The students came up with a slogan, and the campaign was off and running. HealthSTAT printed 4,000 “Grady Is Vital” buttons and passed them out to students, faculty, employees, Atlanta Chamber of Commerce members, and county and state officials. They printed and mailed 5,000 postcards with the names and numbers of Fulton and DeKalb commissioners, urging people to call in their support of Grady. They organized a letter-writing campaign and delivered—in front of the media—more than 500 handwritten letters to Georgia’s governor, lieutenant governor, and house speaker. And they organized a rally attended by 350 students, residents, and faculty.
HealthSTAT ran training sessions for its members to teach them how to effectively meet with county officials and legislators. It armed its members with concise, sophisticated fact sheets detailing different facets of Grady’s role—as the only Level 1 trauma center for Atlanta and North Georgia, as a safety net for indigent patients, as the training ground for one out of every four doctors in the state. And it organized student- and resident-run tours of Grady for legislators. After attending one of the tours, Rep. Edward Lindsey told fellow legislators that it was the most eye-opening experience of his four years in the state legislature, according to Andrew Kobylivker, 03M, an internal medicine resident and Grady tour organizer.
And, of course, HealthSTAT members turned out in force at the Fulton and DeKalb commission votes on the fate of Grady. “Much of their strength comes from the fact that they don’t play to the stereotype of lobbyists,” says Kellermann. “They are young, idealistic, committed, and broke. They are naturally sympathetic. You can’t saddle them with any special-interest motives. You can just be amazed that they took time out from their demanding schedules to come out to speak. That is what made them so powerful.”
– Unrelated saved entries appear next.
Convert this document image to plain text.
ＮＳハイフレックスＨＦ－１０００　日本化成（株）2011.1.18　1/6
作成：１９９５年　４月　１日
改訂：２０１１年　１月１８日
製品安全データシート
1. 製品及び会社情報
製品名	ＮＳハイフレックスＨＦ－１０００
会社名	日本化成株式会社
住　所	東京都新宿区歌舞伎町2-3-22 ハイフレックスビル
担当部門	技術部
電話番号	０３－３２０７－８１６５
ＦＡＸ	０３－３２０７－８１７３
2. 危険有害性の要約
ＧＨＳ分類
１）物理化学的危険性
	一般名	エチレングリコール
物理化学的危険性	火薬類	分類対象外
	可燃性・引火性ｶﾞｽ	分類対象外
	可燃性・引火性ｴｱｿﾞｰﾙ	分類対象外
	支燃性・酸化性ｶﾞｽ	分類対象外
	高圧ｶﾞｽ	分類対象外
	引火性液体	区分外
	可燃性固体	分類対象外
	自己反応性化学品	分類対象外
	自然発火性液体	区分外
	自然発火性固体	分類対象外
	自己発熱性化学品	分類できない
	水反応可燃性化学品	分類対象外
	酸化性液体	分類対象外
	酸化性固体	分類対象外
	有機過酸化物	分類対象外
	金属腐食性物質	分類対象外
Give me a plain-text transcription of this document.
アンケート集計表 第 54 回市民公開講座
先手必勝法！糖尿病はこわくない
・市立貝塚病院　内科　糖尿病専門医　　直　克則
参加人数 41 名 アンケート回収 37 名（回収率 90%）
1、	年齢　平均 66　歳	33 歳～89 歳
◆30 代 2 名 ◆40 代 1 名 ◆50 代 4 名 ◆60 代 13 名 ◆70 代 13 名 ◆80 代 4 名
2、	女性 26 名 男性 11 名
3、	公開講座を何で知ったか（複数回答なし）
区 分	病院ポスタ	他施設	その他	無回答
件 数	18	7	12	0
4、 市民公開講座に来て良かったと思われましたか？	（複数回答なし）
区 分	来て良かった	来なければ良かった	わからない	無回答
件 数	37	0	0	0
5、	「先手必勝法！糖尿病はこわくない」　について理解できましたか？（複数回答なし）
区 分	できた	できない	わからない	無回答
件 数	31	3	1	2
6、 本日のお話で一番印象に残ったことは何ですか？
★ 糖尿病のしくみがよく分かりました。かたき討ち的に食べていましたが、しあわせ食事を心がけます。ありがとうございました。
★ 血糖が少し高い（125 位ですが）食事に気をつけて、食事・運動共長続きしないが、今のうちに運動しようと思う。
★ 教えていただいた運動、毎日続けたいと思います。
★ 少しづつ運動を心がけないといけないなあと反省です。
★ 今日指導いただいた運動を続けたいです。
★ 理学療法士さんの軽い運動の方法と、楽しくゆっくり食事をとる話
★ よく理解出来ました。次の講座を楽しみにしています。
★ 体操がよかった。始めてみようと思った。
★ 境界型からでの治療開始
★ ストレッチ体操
Even though Grady is governed by the new nonprofit board and has received funds for capital equipment from the Robert W. Woodruff Foundation, HealthSTAT’s efforts are not through. “We see Grady as the canary in the coal mine,” says Neuhausen. “Grady is in crisis because of the crisis of the uninsured in Georgia. We’ll continue advocating for Grady but also for larger issues that have contributed to the crisis at public hospitals.”